Human ancestors who diverged from chimps may have seen an increase in prenatal growth rate soon after the split, according to research from Western Washington University and the University of California, Berkeley.
The average growth rate of human fetuses is 11.6 grams per day, which is significantly more than the 8.2 grams per day growth rate of gorillas, the next fastest primate in the family of hominids.
Western Washington University’s Tesla Monson says, “We found that human-like gestation may have preceded the evolution of the modern human species around 200,000 to 300,000 years ago and may in fact be a critical factor that led to our evolution, particularly our large brains.”
In the past, researchers have relied on fossilized pelvises and the infrequent remains of newborns to examine the evolution of human gestation.
The ratio of the first and third molar teeth’s lengths was discovered by Monson and her colleagues to be a strong predictor of prenatal growth rates among primates.
By measuring the size of the molars of 608 primates, including apes and African and Asian monkeys, the researchers developed a mathematical model that could forecast prenatal growth rates.
Human Ancestors Diverged From Chimps 5 to 6 Million Years Ago
From the fossilized molar teeth of thirteen different hominid species, researchers utilized a model to predict the prenatal growth rates. This showed that the prenatal growth rates of hominids rose after our ancestors diverged from chimpanzees about five to six million years ago, becoming more comparable to those of contemporary humans than other apes about one million years ago.
Monson and her team are looking into whether specific genes might be responsible for both prenatal growth rate and the molar length ratio.

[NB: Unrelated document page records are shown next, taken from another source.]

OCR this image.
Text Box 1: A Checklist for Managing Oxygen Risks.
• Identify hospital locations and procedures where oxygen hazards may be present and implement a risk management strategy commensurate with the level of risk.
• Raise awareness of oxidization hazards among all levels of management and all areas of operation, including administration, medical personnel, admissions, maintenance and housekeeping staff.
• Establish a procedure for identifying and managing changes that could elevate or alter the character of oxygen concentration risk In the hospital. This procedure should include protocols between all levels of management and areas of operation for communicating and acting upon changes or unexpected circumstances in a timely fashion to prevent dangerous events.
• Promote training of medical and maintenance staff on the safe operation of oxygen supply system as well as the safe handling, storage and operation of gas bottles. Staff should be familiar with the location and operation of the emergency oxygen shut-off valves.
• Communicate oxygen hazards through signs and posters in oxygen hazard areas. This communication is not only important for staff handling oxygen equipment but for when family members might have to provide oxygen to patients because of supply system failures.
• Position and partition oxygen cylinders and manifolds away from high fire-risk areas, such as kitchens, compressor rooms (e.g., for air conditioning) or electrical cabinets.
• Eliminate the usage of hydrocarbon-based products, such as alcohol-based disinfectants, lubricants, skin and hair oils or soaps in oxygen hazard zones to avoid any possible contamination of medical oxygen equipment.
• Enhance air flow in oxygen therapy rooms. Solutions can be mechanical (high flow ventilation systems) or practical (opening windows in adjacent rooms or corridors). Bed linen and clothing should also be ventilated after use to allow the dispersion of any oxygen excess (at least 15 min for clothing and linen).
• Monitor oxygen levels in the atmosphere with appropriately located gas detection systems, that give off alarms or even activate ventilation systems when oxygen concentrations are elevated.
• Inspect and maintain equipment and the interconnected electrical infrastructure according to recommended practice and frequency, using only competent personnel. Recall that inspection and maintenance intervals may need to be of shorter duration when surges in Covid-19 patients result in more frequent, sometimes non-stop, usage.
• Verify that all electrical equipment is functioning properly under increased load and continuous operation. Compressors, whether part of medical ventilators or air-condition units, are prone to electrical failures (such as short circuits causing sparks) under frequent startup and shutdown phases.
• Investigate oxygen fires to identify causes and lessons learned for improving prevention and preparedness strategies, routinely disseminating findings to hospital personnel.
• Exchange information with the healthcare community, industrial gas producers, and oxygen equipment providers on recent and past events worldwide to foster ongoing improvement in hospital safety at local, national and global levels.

She acknowledges that it might not be accurate to extrapolate prenatal growth from skeletal remnants.
She says, “Since we don’t have a time machine, we can’t directly compare our reconstructions with real values in the past.”
But over this time, hominid pelvis and brain sizes have grown along with the predicted rise in prenatal growth rates.
Monson says, “It’s really cool that our reconstructions align with so many other lines of evidence.”
At the University of Colorado Denver, Anna Warrener says, “The authors’ primary finding that human-like prenatal growth rates emerged less than [one] million years ago, in concert with major increases in brain size, is convincing.”
She adds, “Teeth are frequently found in the fossil record and would be a fantastic tool for such evaluations in the future.”